Le seul point commun, c'est le fait que je ne regarde pas trop mes comptes. C'est un proche qui s'en occupe. Je suis un peu comme mon personnage... mais je ne suis pas encore ruinée ! Mais la vie d'artiste a des hauts et des bas. On travaille par intermittence. On peut gagner beaucoup en quelques jours, mais cela ne dure pas toujours. Moi, je n'ai pas trop connu de creux dans ma carrière.
Le théâtre, est-ce une façon de rebondir ?
Peut-être, cela ne m'empêche pas d'avoir des projets au cinéma.

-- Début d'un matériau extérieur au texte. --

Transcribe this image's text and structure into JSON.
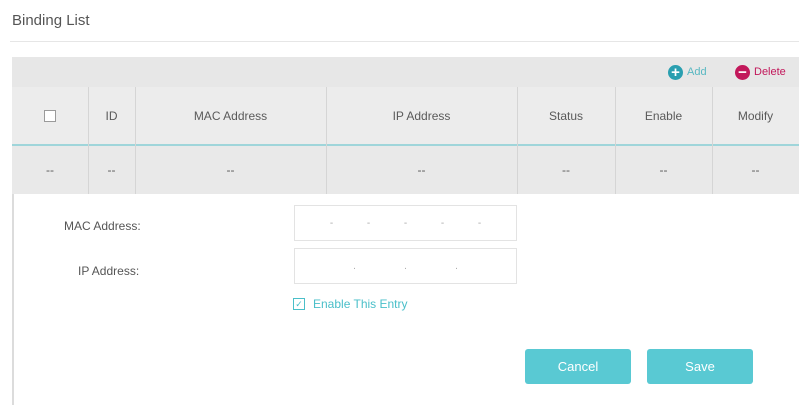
{
  "title": "Binding List",
  "toolbar": {
    "add_label": "Add",
    "delete_label": "Delete",
    "add_color": "#2a9fb0",
    "delete_color": "#c2185b",
    "add_icon": "plus-circle-icon",
    "delete_icon": "minus-circle-icon"
  },
  "table": {
    "headers": [
      "",
      "ID",
      "MAC Address",
      "IP Address",
      "Status",
      "Enable",
      "Modify"
    ],
    "rows": [
      [
        "--",
        "--",
        "--",
        "--",
        "--",
        "--",
        "--"
      ]
    ]
  },
  "form": {
    "mac_label": "MAC Address:",
    "ip_label": "IP Address:",
    "mac_separators": [
      "-",
      "-",
      "-",
      "-",
      "-"
    ],
    "ip_separators": [
      ".",
      ".",
      "."
    ],
    "enable_label": "Enable This Entry",
    "enable_checked": true
  },
  "buttons": {
    "cancel": "Cancel",
    "save": "Save"
  },
  "colors": {
    "accent": "#59c9d3",
    "header_bg": "#ececec",
    "row_bg": "#e9e9e9",
    "enable_text": "#4abfc9"
  }
}
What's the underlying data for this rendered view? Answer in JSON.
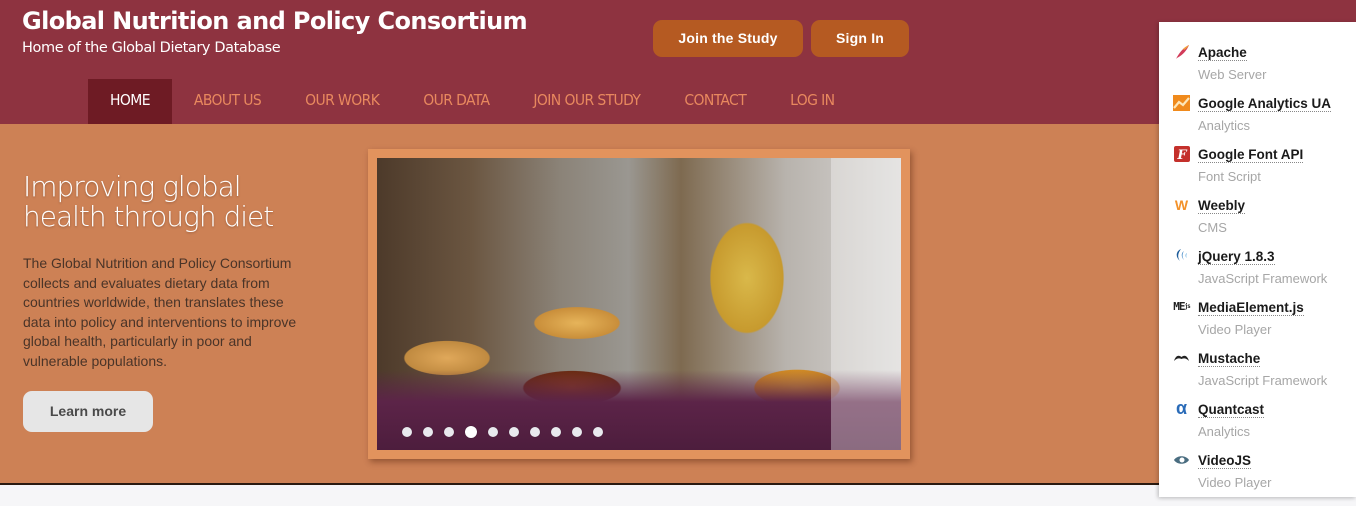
{
  "header": {
    "title": "Global Nutrition and Policy Consortium",
    "tagline": "Home of the Global Dietary Database",
    "buttons": {
      "join": "Join the Study",
      "signin": "Sign In"
    }
  },
  "nav": {
    "items": [
      {
        "label": "HOME",
        "active": true
      },
      {
        "label": "ABOUT US",
        "active": false
      },
      {
        "label": "OUR WORK",
        "active": false
      },
      {
        "label": "OUR DATA",
        "active": false
      },
      {
        "label": "JOIN OUR STUDY",
        "active": false
      },
      {
        "label": "CONTACT",
        "active": false
      },
      {
        "label": "LOG IN",
        "active": false
      }
    ]
  },
  "hero": {
    "heading": "Improving global health through diet",
    "body": "The Global Nutrition and Policy Consortium collects and evaluates dietary data from countries worldwide, then translates these data into policy and interventions to improve global health, particularly in poor and vulnerable populations.",
    "cta": "Learn more",
    "slider": {
      "slide_count": 10,
      "active_slide": 4,
      "image_description": "Woman in yellow sari preparing sweets at a market stall"
    }
  },
  "tech_panel": {
    "items": [
      {
        "name": "Apache",
        "category": "Web Server",
        "icon": "feather-icon"
      },
      {
        "name": "Google Analytics UA",
        "category": "Analytics",
        "icon": "analytics-chart-icon"
      },
      {
        "name": "Google Font API",
        "category": "Font Script",
        "icon": "font-f-icon"
      },
      {
        "name": "Weebly",
        "category": "CMS",
        "icon": "weebly-w-icon"
      },
      {
        "name": "jQuery 1.8.3",
        "category": "JavaScript Framework",
        "icon": "jquery-icon"
      },
      {
        "name": "MediaElement.js",
        "category": "Video Player",
        "icon": "mediaelement-icon"
      },
      {
        "name": "Mustache",
        "category": "JavaScript Framework",
        "icon": "mustache-icon"
      },
      {
        "name": "Quantcast",
        "category": "Analytics",
        "icon": "quantcast-alpha-icon"
      },
      {
        "name": "VideoJS",
        "category": "Video Player",
        "icon": "videojs-eye-icon"
      }
    ]
  },
  "colors": {
    "header_bg": "#8e3340",
    "nav_active_bg": "#6e1b24",
    "nav_text": "#e8885e",
    "button_bg": "#b55a22",
    "hero_bg": "#cd8155",
    "frame_bg": "#e2935d"
  }
}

J'ai la chance que l'on me demande encore car j'ai une carrière atypique : j'ai joué dans des films scandaleux, drôles, psychologiques, avec des réalisateurs très différents, de Peter Greenaway à Ferreri, en passant par Fassbinder... J'essaye de surprendre en permanence.
"La curiosité, cela empêche aussi de vieillir."

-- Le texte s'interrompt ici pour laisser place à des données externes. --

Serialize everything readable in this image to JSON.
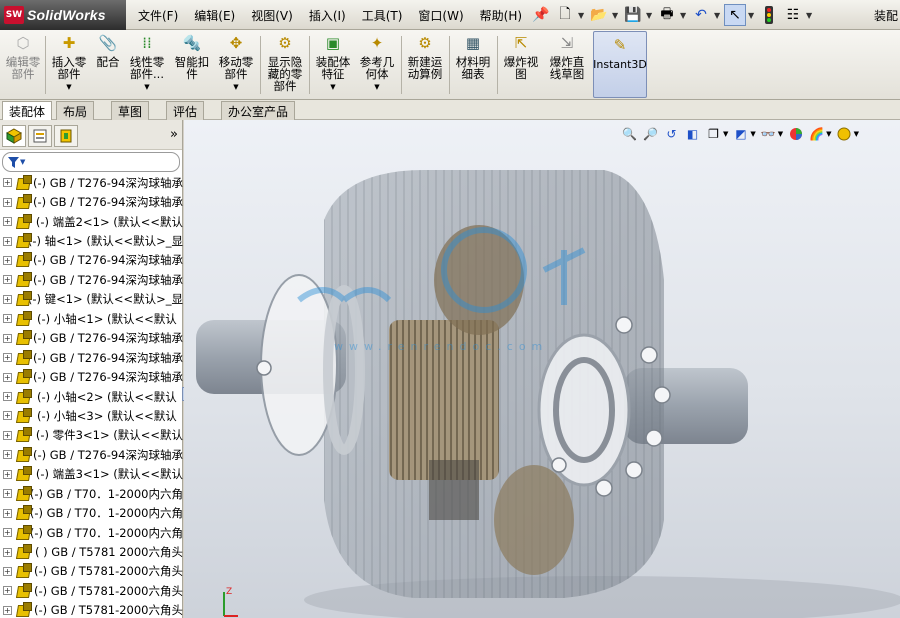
{
  "app": {
    "logo_badge": "SW",
    "name": "SolidWorks",
    "title_right": "装配"
  },
  "menus": [
    "文件(F)",
    "编辑(E)",
    "视图(V)",
    "插入(I)",
    "工具(T)",
    "窗口(W)",
    "帮助(H)"
  ],
  "quick_access": {
    "icons": [
      "pin-icon",
      "new-document-icon",
      "open-folder-icon",
      "save-icon",
      "print-icon",
      "undo-icon",
      "select-cursor-icon",
      "traffic-light-icon",
      "options-icon"
    ]
  },
  "command_manager": {
    "buttons": [
      {
        "label": "编辑零\n部件",
        "icon": "edit-component-icon",
        "enabled": false
      },
      {
        "label": "插入零\n部件",
        "icon": "insert-component-icon",
        "enabled": true,
        "dropdown": true
      },
      {
        "label": "配合",
        "icon": "mate-icon",
        "enabled": true
      },
      {
        "label": "线性零\n部件...",
        "icon": "linear-pattern-icon",
        "enabled": true,
        "dropdown": true
      },
      {
        "label": "智能扣\n件",
        "icon": "smart-fastener-icon",
        "enabled": true
      },
      {
        "label": "移动零\n部件",
        "icon": "move-component-icon",
        "enabled": true,
        "dropdown": true
      },
      {
        "label": "显示隐\n藏的零\n部件",
        "icon": "show-hidden-icon",
        "enabled": true
      },
      {
        "label": "装配体\n特征",
        "icon": "assembly-feature-icon",
        "enabled": true,
        "dropdown": true
      },
      {
        "label": "参考几\n何体",
        "icon": "reference-geometry-icon",
        "enabled": true,
        "dropdown": true
      },
      {
        "label": "新建运\n动算例",
        "icon": "new-motion-study-icon",
        "enabled": true
      },
      {
        "label": "材料明\n细表",
        "icon": "bill-of-materials-icon",
        "enabled": true
      },
      {
        "label": "爆炸视\n图",
        "icon": "exploded-view-icon",
        "enabled": true
      },
      {
        "label": "爆炸直\n线草图",
        "icon": "explode-line-sketch-icon",
        "enabled": true
      },
      {
        "label": "Instant3D",
        "icon": "instant3d-icon",
        "enabled": true,
        "active": true
      }
    ]
  },
  "cm_tabs": [
    {
      "label": "装配体",
      "active": true
    },
    {
      "label": "布局",
      "active": false
    },
    {
      "label": "草图",
      "active": false
    },
    {
      "label": "评估",
      "active": false
    },
    {
      "label": "办公室产品",
      "active": false
    }
  ],
  "panel": {
    "tabs": [
      "feature-manager-icon",
      "property-manager-icon",
      "configuration-manager-icon"
    ],
    "chevron": "»",
    "filter_glyph": "▼"
  },
  "tree_items": [
    "(-) GB / T276-94深沟球轴承",
    "(-) GB / T276-94深沟球轴承",
    "(-) 端盖2<1> (默认<<默认",
    "(-) 轴<1> (默认<<默认>_显",
    "(-) GB / T276-94深沟球轴承",
    "(-) GB / T276-94深沟球轴承",
    "(-) 键<1> (默认<<默认>_显",
    "(-) 小轴<1> (默认<<默认",
    "(-) GB / T276-94深沟球轴承",
    "(-) GB / T276-94深沟球轴承",
    "(-) GB / T276-94深沟球轴承",
    "(-) 小轴<2> (默认<<默认",
    "(-) 小轴<3> (默认<<默认",
    "(-) 零件3<1> (默认<<默认",
    "(-) GB / T276-94深沟球轴承",
    "(-) 端盖3<1> (默认<<默认",
    "(-) GB / T70．1-2000内六角",
    "(-) GB / T70．1-2000内六角",
    "(-) GB / T70．1-2000内六角",
    "( ) GB / T5781 2000六角头",
    "(-) GB / T5781-2000六角头",
    "(-) GB / T5781-2000六角头",
    "(-) GB / T5781-2000六角头"
  ],
  "view_tools": [
    "zoom-to-fit-icon",
    "zoom-area-icon",
    "previous-view-icon",
    "section-view-icon",
    "view-orientation-icon",
    "display-style-icon",
    "hide-show-icon",
    "edit-appearance-icon",
    "apply-scene-icon",
    "view-settings-icon"
  ],
  "viewport": {
    "watermark_text": "www.renrendoc.com",
    "triad_label": "Z",
    "colors": {
      "background_top": "#eef1f6",
      "background_bottom": "#cdd2da",
      "part_gray": "#8a94a0",
      "gear_tan": "#a39274"
    }
  }
}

L'amour et la fidélité, c'est essentiel pour vous ?La fidélité. Je suis quelqu'un de très fidèle en amitié. C'est la base, la construction de ta vie, ton entourage. Quant à l'amour, c'est différent. Il peut y avoir une belle soirée qui passe, comme disait Musset.
La retraite ?
Il n'en est pas question. Tant que je peux m'exprimer, je n'ai pas envie de m'arrêter. Le travail, c'est la santé. Quand on se lève le matin avec un but, aller au théâtre, au bureau, dans une boutique ou ailleurs, c'est un gage de bonne santé. Si la tête va, la santé va. Combien de personnes à la retraite tombent malades quand ils ne sont plus dans la vie active ? Tout d'un coup, le manque d'objectifs fait que leur état de santé se détériore. Je ne néglige pas le fait qu'un pépin de santé peut arriver en pleine activité. On ne le sait jamais.
On ressent chez vous l'enthousiasme d'une fille de 15 ans. Quel est votre secret ? L'enthousiasme, la curiosité, cela maintient en vie, cela t'empêche de vieillir. Comme un enfant. Quand je suis dans une ville, j'ai toujours envie de découvrir les monuments, le patrimoine local... La curiosité, cela empêche aussi de vieillir.
Olivier Bohin
olivier.bohin@centrefrance.com
Une tournée de Très chère Mandy, avant des représentations parisiennes en 2021, est programmée à partir d'octobre, mais les dates restent à confirmer compte tenu de la crise sanitaire.